Like all big businesses in Europe, the antiglobalization movement works closely with labor unions. In Genoa, the bulk of the marchers came from two Italian trade unions, the Confederazione General Italiano del Lavoro and the Confederazione Italiana Sindicati Lavoratori. These unions were brought together with the help of the International Confederation of Free Trade Unions, a Brussels-based network of international unions.

And the unions also supply a lot of the money. The Federatie Nederlandse Vakbeweging, a group of Dutch trade unions, and other European labor groups have created "international solidarity funds" partly to fund antiglobalization groups. This ensures a bumper crop of protesters and a steady stream of press releases.

These solidarity funds are, in turn, funded by European governments. According to a report by Labor and Society International, a British group that works with trade unions and nonprofit groups, the Dutch unions' Department for International Cooperation received $6.75 million in 1997 from the Dutch government. That same year, the German government provided about $50 million to the Friedrich Ebert Stiftung, a foundation that carries out an antiglobalization agenda with trade unions and political parties.

In Sweden and Norway, the governments contribute 80% of the money that makes up the union solidarity funds, which also ends up promoting the antiglobalization movement. Canadian social-justice funds, set up by Canada's major trade unions, are similar. The Canadian International Development Agency, a government entity, matches union contributions by a ratio of three-to-one. In short, much of the money that fuels the antiglobalization protests against intergovernmental meetings is provided by many of those same governments.

At its heart, the antiglobalization business is a foundation-, union- and government-funded coalition of convenience. That's why when reporters wade into the crowds at antiglobalization demonstrations they quickly learn that there is no overarching philosophy, no shared ideology. If reporters probed more deeply they might learn that a shared interest holds the protest industry together--a fear of a borderless, dynamic world. In that world, a shopper in Malmo or Manchester would be as free to buy sugar from Martinique as from the European Union.

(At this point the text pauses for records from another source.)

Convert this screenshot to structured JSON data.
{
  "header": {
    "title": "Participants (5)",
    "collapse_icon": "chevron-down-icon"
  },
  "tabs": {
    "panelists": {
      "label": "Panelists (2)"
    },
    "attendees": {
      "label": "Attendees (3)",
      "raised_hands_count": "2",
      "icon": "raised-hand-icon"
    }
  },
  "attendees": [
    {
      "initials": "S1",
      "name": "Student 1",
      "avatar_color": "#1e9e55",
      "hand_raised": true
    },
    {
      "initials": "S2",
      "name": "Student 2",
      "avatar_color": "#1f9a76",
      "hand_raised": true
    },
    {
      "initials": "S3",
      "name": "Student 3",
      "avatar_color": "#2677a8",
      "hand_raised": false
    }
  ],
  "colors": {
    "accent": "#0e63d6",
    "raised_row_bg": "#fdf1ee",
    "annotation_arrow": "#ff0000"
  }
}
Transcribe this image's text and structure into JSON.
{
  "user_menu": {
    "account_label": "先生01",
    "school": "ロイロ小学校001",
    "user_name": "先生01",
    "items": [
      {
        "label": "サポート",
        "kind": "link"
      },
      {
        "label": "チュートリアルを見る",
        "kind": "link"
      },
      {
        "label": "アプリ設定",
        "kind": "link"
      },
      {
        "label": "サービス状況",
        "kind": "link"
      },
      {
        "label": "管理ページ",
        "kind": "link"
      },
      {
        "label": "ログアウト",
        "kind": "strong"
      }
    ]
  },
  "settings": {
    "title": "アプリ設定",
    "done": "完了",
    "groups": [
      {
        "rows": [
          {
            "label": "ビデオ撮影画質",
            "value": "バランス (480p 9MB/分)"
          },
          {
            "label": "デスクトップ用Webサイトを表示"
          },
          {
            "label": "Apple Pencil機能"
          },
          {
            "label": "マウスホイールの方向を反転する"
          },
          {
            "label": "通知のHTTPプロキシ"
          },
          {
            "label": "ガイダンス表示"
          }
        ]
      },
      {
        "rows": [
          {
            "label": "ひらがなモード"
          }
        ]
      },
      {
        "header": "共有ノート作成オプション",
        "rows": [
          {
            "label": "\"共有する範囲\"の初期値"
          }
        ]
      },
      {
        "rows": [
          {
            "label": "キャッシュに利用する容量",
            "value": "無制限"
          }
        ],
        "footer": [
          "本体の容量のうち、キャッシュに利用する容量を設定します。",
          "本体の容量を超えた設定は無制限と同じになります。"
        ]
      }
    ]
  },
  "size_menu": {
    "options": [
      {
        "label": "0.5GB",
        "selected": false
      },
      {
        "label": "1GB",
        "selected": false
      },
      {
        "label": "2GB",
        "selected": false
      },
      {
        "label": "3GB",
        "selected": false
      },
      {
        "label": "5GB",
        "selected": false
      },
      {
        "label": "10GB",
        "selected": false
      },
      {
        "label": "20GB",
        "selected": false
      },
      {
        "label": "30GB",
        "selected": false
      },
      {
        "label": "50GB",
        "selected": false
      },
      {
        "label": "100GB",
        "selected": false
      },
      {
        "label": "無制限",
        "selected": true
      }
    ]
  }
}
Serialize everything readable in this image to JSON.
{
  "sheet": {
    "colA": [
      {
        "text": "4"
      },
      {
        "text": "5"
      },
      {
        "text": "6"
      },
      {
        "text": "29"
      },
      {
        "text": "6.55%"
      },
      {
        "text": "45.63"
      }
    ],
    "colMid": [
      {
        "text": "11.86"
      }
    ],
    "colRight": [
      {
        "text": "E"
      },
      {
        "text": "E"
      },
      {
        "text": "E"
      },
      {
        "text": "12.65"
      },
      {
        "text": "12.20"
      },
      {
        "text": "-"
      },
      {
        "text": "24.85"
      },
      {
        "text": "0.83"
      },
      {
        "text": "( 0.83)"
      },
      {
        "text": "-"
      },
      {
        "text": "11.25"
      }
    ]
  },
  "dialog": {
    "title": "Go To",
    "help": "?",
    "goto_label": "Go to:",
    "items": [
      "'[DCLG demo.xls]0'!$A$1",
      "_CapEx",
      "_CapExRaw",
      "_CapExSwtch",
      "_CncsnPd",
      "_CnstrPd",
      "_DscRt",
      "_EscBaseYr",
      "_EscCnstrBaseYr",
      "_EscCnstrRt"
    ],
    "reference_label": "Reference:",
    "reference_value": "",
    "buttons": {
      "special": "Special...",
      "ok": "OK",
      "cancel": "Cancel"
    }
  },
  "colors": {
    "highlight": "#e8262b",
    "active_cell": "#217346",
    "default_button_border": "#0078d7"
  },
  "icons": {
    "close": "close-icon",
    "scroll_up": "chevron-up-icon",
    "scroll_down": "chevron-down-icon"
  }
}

The left is ideologically opposed to free trade. Its philosophy requires a vast number of regulations on everything from factory emissions to working hours. If these regulations are not simultaneously imposed across the globe, then some nations' businesses will benefit from a lighter regulatory touch.

Businessmen are quick to object when their overseas rivals have a competitive advantage and can either relocate to enjoy lower costs or lobby government officials to reduce the cost of these supposedly "costless" edicts. Either way, political resistance to regulation grows. So would-be regulators need some way to keep out goods from nations unburdened by questionable regulations. And that leads them into the arms of trade unions, which are looking for protectionist barriers to save uncompetitive jobs in dying industries. Perhaps the EU's truth-in-advertising laws should require the antiglobalization movement to change its name to the "protectionist caucus."

If you are a European taxpayer or union member, chances are you are also a passive investor in the ventures that wrecked Goteborg, Genoa, Seattle, and the rest. The protesters hope that you enjoyed the show, but now want you to go back to work and pay your taxes. There are more international meetings coming up this autumn and the activists could use another round of financing.